Enterprise Groupware System refers to the components and policies described in the Enterprise Groupware System standard (STANDARD OAT001).
- Groupware User-IDs and email addresses shall be named in accordance with the EA Security Domain Team’s Access Control standard (STANDARD ST006).
- ND Century Code 44-04-18 defines “Access to public records – Electronically stored information”. It states that “except as otherwise specifically provided by law, all records of a public entity are public records, open and accessible for inspection”.
- ITD’s “Personnel and Administrative Policies and Procedure Manual” defines ITD’s Email Request Policy. It states that the determination for deciding whether information is open to public review or whether it is exempt “must be made by the owner(s) of the data (agencies) and not by ITD”.
- ITD’s Policy S004-02 defines the Acceptable Use of Electronic Communication Devices. It requires “all who use the state’s IT infrastructure to develop a policy that ensures the appropriate use of ECDs”.
Non-compliance with this standard shall be reported to the Office of the State Auditor.
This standard supersedes standard OAT002-04.2.
Groupware System Environment
- All agencies shall exclusively use and publish a single, enterprise-wide email domain of “@nd.gov” (@state.nd.us addresses will continue to be valid, allowing agencies to reorder purchased/printed materials as needed).
- All agencies shall have a generic agency email address (an “Info” account).
- All email from the public shall pass through an enterprise email gateway. These gateways will…

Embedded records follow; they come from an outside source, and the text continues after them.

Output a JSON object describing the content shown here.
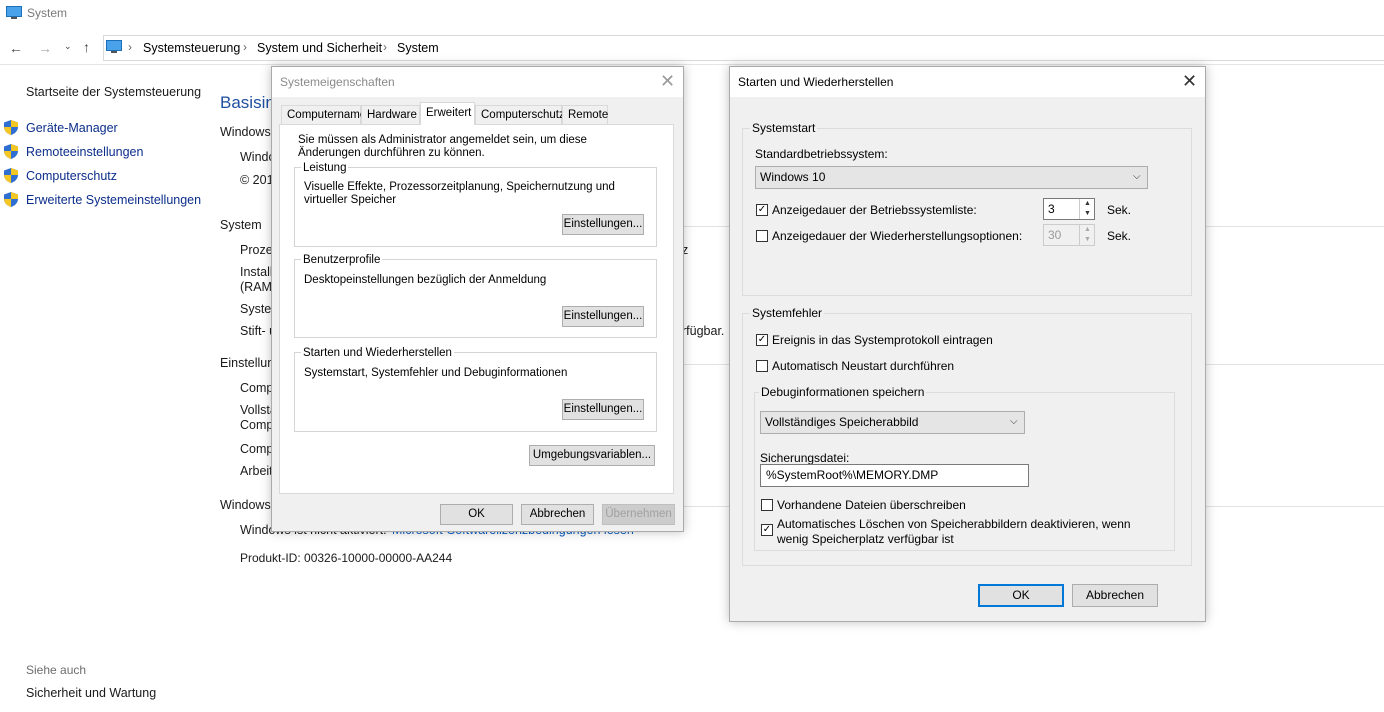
{
  "window": {
    "title": "System"
  },
  "address": {
    "crumbs": [
      "Systemsteuerung",
      "System und Sicherheit",
      "System"
    ]
  },
  "sidebar": {
    "home_link": "Startseite der Systemsteuerung",
    "items": [
      {
        "label": "Geräte-Manager"
      },
      {
        "label": "Remoteeinstellungen"
      },
      {
        "label": "Computerschutz"
      },
      {
        "label": "Erweiterte Systemeinstellungen"
      }
    ],
    "see_also_label": "Siehe auch",
    "see_also_link": "Sicherheit und Wartung"
  },
  "background": {
    "heading": "Basisinf",
    "sec_windows": "Windows-",
    "win_line1": "Windo",
    "win_line2": "© 201",
    "sec_system": "System",
    "sys_rows": [
      "Proze",
      "Install",
      "(RAM)",
      "Syster",
      "Stift- u"
    ],
    "sys_trail1": "z",
    "sys_trail2": "rfügbar.",
    "sec_settings": "Einstellun",
    "set_rows": [
      "Comp",
      "Vollstä",
      "Comp",
      "Comp",
      "Arbeit"
    ],
    "sec_activation": "Windows-",
    "activation_text": "Windows ist nicht aktiviert.",
    "activation_link": "Microsoft-Softwarelizenzbedingungen lesen",
    "product_id": "Produkt-ID:  00326-10000-00000-AA244"
  },
  "dialog_sysprops": {
    "title": "Systemeigenschaften",
    "tabs": [
      "Computername",
      "Hardware",
      "Erweitert",
      "Computerschutz",
      "Remote"
    ],
    "active_tab": "Erweitert",
    "admin_note": "Sie müssen als Administrator angemeldet sein, um diese Änderungen durchführen zu können.",
    "groups": [
      {
        "label": "Leistung",
        "text": "Visuelle Effekte, Prozessorzeitplanung, Speichernutzung und virtueller Speicher",
        "button": "Einstellungen..."
      },
      {
        "label": "Benutzerprofile",
        "text": "Desktopeinstellungen bezüglich der Anmeldung",
        "button": "Einstellungen..."
      },
      {
        "label": "Starten und Wiederherstellen",
        "text": "Systemstart, Systemfehler und Debuginformationen",
        "button": "Einstellungen..."
      }
    ],
    "env_button": "Umgebungsvariablen...",
    "ok": "OK",
    "cancel": "Abbrechen",
    "apply": "Übernehmen"
  },
  "dialog_startup": {
    "title": "Starten und Wiederherstellen",
    "systemstart": {
      "label": "Systemstart",
      "default_os_label": "Standardbetriebssystem:",
      "default_os_value": "Windows 10",
      "os_list_checkbox": {
        "label": "Anzeigedauer der Betriebssystemliste:",
        "checked": true,
        "value": "3",
        "unit": "Sek."
      },
      "recovery_checkbox": {
        "label": "Anzeigedauer der Wiederherstellungsoptionen:",
        "checked": false,
        "value": "30",
        "unit": "Sek."
      }
    },
    "systemfehler": {
      "label": "Systemfehler",
      "log_event": {
        "label": "Ereignis in das Systemprotokoll eintragen",
        "checked": true
      },
      "auto_restart": {
        "label": "Automatisch Neustart durchführen",
        "checked": false
      },
      "debug": {
        "label": "Debuginformationen speichern",
        "dump_type": "Vollständiges Speicherabbild",
        "dump_file_label": "Sicherungsdatei:",
        "dump_file_value": "%SystemRoot%\\MEMORY.DMP",
        "overwrite": {
          "label": "Vorhandene Dateien überschreiben",
          "checked": false
        },
        "disable_autodelete": {
          "label": "Automatisches Löschen von Speicherabbildern deaktivieren, wenn wenig Speicherplatz verfügbar ist",
          "checked": true
        }
      }
    },
    "ok": "OK",
    "cancel": "Abbrechen"
  },
  "colors": {
    "accent": "#0078d7",
    "link": "#0a5ec4",
    "heading": "#1e4fa0"
  }
}
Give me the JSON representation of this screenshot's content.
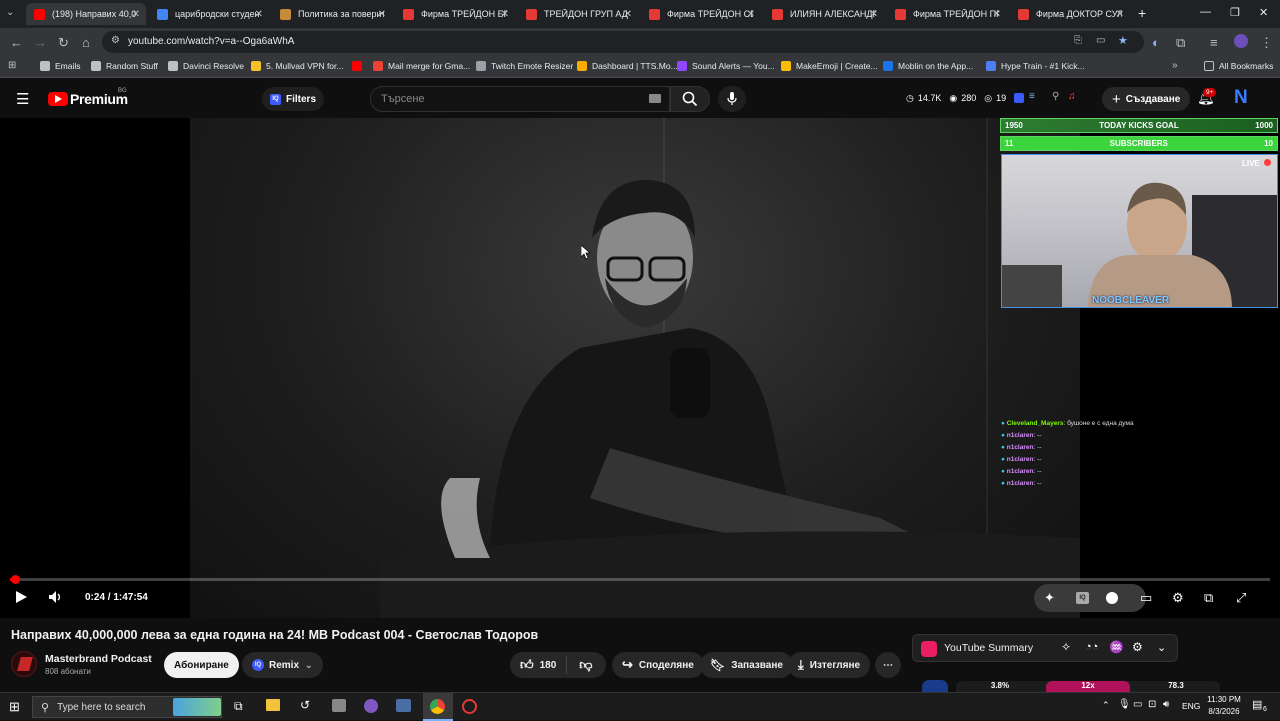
{
  "browser": {
    "tabs": [
      {
        "title": "(198) Направих 40,0",
        "color": "#ff0000",
        "active": true
      },
      {
        "title": "царибродски студен",
        "color": "#4285f4"
      },
      {
        "title": "Политика за поверит",
        "color": "#c58a3a"
      },
      {
        "title": "Фирма ТРЕЙДОН БГ",
        "color": "#e53935"
      },
      {
        "title": "ТРЕЙДОН ГРУП АД",
        "color": "#e53935"
      },
      {
        "title": "Фирма ТРЕЙДОН СЕ",
        "color": "#e53935"
      },
      {
        "title": "ИЛИЯН АЛЕКСАНДР",
        "color": "#e53935"
      },
      {
        "title": "Фирма ТРЕЙДОН ПР",
        "color": "#e53935"
      },
      {
        "title": "Фирма ДОКТОР СУЛ",
        "color": "#e53935"
      }
    ],
    "new_tab": "+",
    "url": "youtube.com/watch?v=a--Oga6aWhA",
    "bookmarks": [
      {
        "label": "Emails",
        "color": "#bdc1c6"
      },
      {
        "label": "Random Stuff",
        "color": "#bdc1c6"
      },
      {
        "label": "Davinci Resolve",
        "color": "#bdc1c6"
      },
      {
        "label": "5. Mullvad VPN for...",
        "color": "#f6c026"
      },
      {
        "label": "",
        "color": "#ff0000"
      },
      {
        "label": "Mail merge for Gma...",
        "color": "#ea4335"
      },
      {
        "label": "Twitch Emote Resizer",
        "color": "#9aa0a6"
      },
      {
        "label": "Dashboard | TTS.Mo...",
        "color": "#f9ab00"
      },
      {
        "label": "Sound Alerts — You...",
        "color": "#9146ff"
      },
      {
        "label": "MakeEmoji | Create...",
        "color": "#fbbc04"
      },
      {
        "label": "Moblin on the App...",
        "color": "#1a73e8"
      },
      {
        "label": "Hype Train - #1 Kick...",
        "color": "#4f7df3"
      }
    ],
    "all_bookmarks": "All Bookmarks"
  },
  "youtube": {
    "logo": "Premium",
    "region": "BG",
    "filters_label": "Filters",
    "search_placeholder": "Търсене",
    "stats": {
      "views": "14.7K",
      "likes": "280",
      "watching": "19"
    },
    "create_label": "Създаване",
    "notifications": "9+",
    "avatar_letter": "N"
  },
  "stream_overlay": {
    "kicks_goal": {
      "left": "1950",
      "label": "TODAY KICKS GOAL",
      "right": "1000"
    },
    "subscribers": {
      "left": "11",
      "label": "SUBSCRIBERS",
      "right": "10"
    },
    "live_label": "LIVE",
    "streamer_name": "NOOBCLEAVER",
    "chat": [
      {
        "user": "Cleveland_Mayers",
        "text": ": бушоне е с една дума"
      },
      {
        "user": "n1claren",
        "text": ": --"
      },
      {
        "user": "n1claren",
        "text": ": --"
      },
      {
        "user": "n1claren",
        "text": ": --"
      },
      {
        "user": "n1claren",
        "text": ": --"
      },
      {
        "user": "n1claren",
        "text": ": --"
      }
    ]
  },
  "player": {
    "time": "0:24 / 1:47:54",
    "progress": 0.004
  },
  "video": {
    "title": "Направих 40,000,000 лева за една година на 24! MB Podcast 004 - Светослав Тодоров",
    "channel": "Masterbrand Podcast",
    "subscribers": "808 абонати",
    "subscribe_label": "Абониране",
    "remix_label": "Remix",
    "likes": "180",
    "share_label": "Споделяне",
    "save_label": "Запазване",
    "download_label": "Изтегляне"
  },
  "summary_panel": {
    "title": "YouTube Summary",
    "values": [
      "3.8%",
      "12x",
      "78.3"
    ]
  },
  "taskbar": {
    "search_placeholder": "Type here to search",
    "lang": "ENG",
    "time": "11:30 PM",
    "date": "8/3/2026",
    "notif_count": "6"
  }
}
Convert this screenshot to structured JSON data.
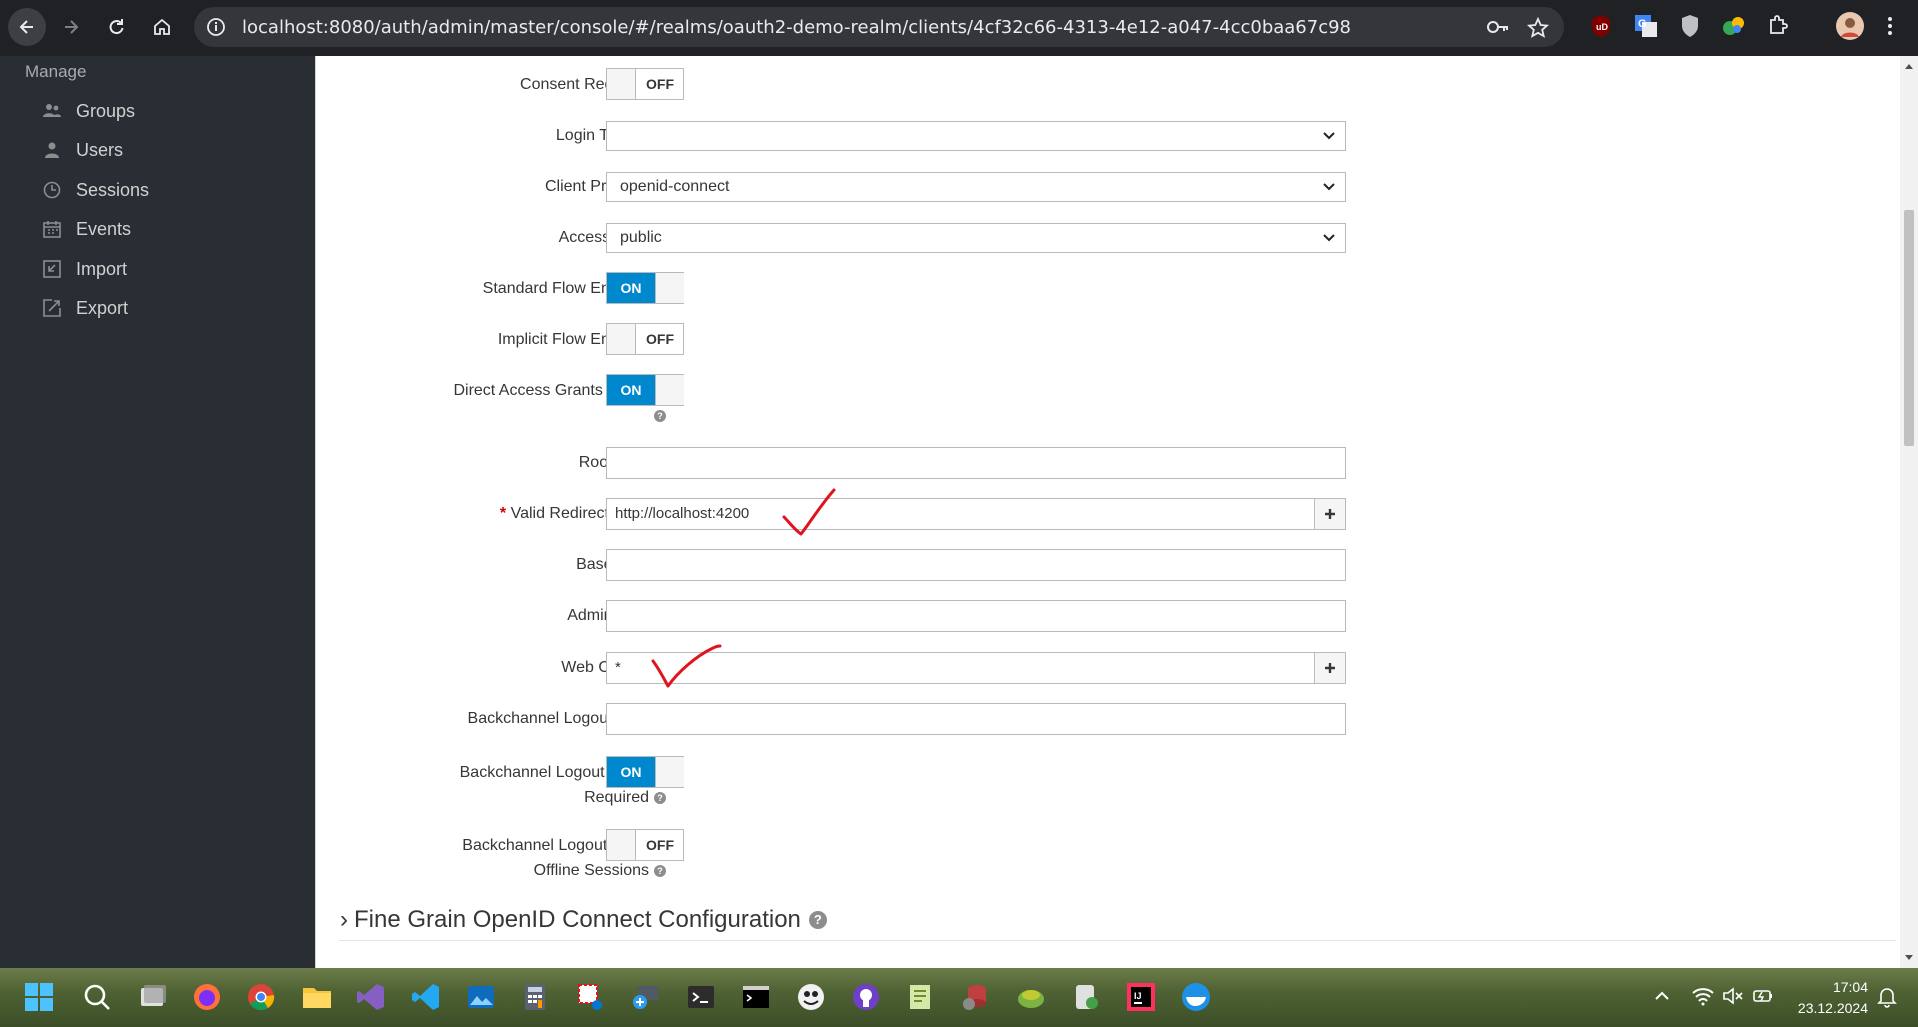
{
  "browser": {
    "url": "localhost:8080/auth/admin/master/console/#/realms/oauth2-demo-realm/clients/4cf32c66-4313-4e12-a047-4cc0baa67c98"
  },
  "sidebar": {
    "heading": "Manage",
    "items": [
      {
        "label": "Groups",
        "icon": "groups-icon"
      },
      {
        "label": "Users",
        "icon": "user-icon"
      },
      {
        "label": "Sessions",
        "icon": "clock-icon"
      },
      {
        "label": "Events",
        "icon": "calendar-icon"
      },
      {
        "label": "Import",
        "icon": "import-icon"
      },
      {
        "label": "Export",
        "icon": "export-icon"
      }
    ]
  },
  "form": {
    "consent_required": {
      "label": "Consent Required",
      "state": "OFF"
    },
    "login_theme": {
      "label": "Login Theme",
      "value": ""
    },
    "client_protocol": {
      "label": "Client Protocol",
      "value": "openid-connect"
    },
    "access_type": {
      "label": "Access Type",
      "value": "public"
    },
    "standard_flow": {
      "label": "Standard Flow Enabled",
      "state": "ON"
    },
    "implicit_flow": {
      "label": "Implicit Flow Enabled",
      "state": "OFF"
    },
    "direct_access": {
      "label": "Direct Access Grants Enabled",
      "state": "ON"
    },
    "root_url": {
      "label": "Root URL",
      "value": ""
    },
    "valid_redirect": {
      "label": "Valid Redirect URIs",
      "required_mark": "*",
      "value": "http://localhost:4200"
    },
    "base_url": {
      "label": "Base URL",
      "value": ""
    },
    "admin_url": {
      "label": "Admin URL",
      "value": ""
    },
    "web_origins": {
      "label": "Web Origins",
      "value": "*"
    },
    "backchannel_url": {
      "label": "Backchannel Logout URL",
      "value": ""
    },
    "backchannel_session": {
      "label_line1": "Backchannel Logout Session",
      "label_line2": "Required",
      "state": "ON"
    },
    "backchannel_revoke": {
      "label_line1": "Backchannel Logout Revoke",
      "label_line2": "Offline Sessions",
      "state": "OFF"
    },
    "help_glyph": "?",
    "fine_grain": {
      "chevron": "›",
      "title": "Fine Grain OpenID Connect Configuration"
    }
  },
  "taskbar": {
    "time": "17:04",
    "date": "23.12.2024"
  },
  "colors": {
    "toggle_on": "#0088ce",
    "sidebar_bg": "#292e34",
    "annotation": "#e0141e"
  }
}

- be the only email servers exposed to the public through the firewall.
- be configured to protect against “open” relaying of messages.
- reject any message over 50 Meg in size. (Notify originator.)
- reject any message from an unresolvable domain. (No notification.)
- discard any message containing a virus. (No notification.)
- remove any suspicious attachments. (Notify recipient.)
- See “Suspicious Attachment Types” document (APPENDIX B)
- quarantine for one week any message considered to be spam. (No notification.)
- log and retain message header information for one month.
- “Enterprise Groupware System” specific:
- Email storage quotas will…
- (default) - issue a warning at 40 Meg, restrict “Sending” at 50 Meg, and restrict “Receiving” at 150 Meg.
- (additional charge) - issue a warning at 90 Meg, restrict “Sending” at 100 Meg, and restrict “Receiving” at 150 Meg.
- Email will be backed up nightly for disaster recovery purposes, and 14 days of backup data will be retained.
- Microsoft Outlook/Exchange “Recover Deleted Item” retention will be set to 14 days.
- Microsoft Exchange “Recover Delete Mailbox” retention will be set to 14 days.
- “Enterprise Groupware System” (RightFax) specific:
- Outbound faxes will attempt delivery every 5 minutes for one hour. If a successful connection cannot be established, a notification will be sent to the originator.
- High-priority faxes shall only be used for distributing health and safety alerts.
Instant Messaging, Presence Detection, Desktop Audio/Video Conferencing, Chat Services, White-boarding, File Transfer, Application Sharing
Collaborative Applications and Team-rooms
Suspicious Attachment Types
File attachment types stripped at the email gateway:
ITD reserves the authority to temporarily modify this list at any time in order to respond to security related threats. In such cases, ITD shall notify agency IT Coordinators of the change. ITD shall also present its changes for review at the next regularly scheduled EA Office Automation Domain Team meeting.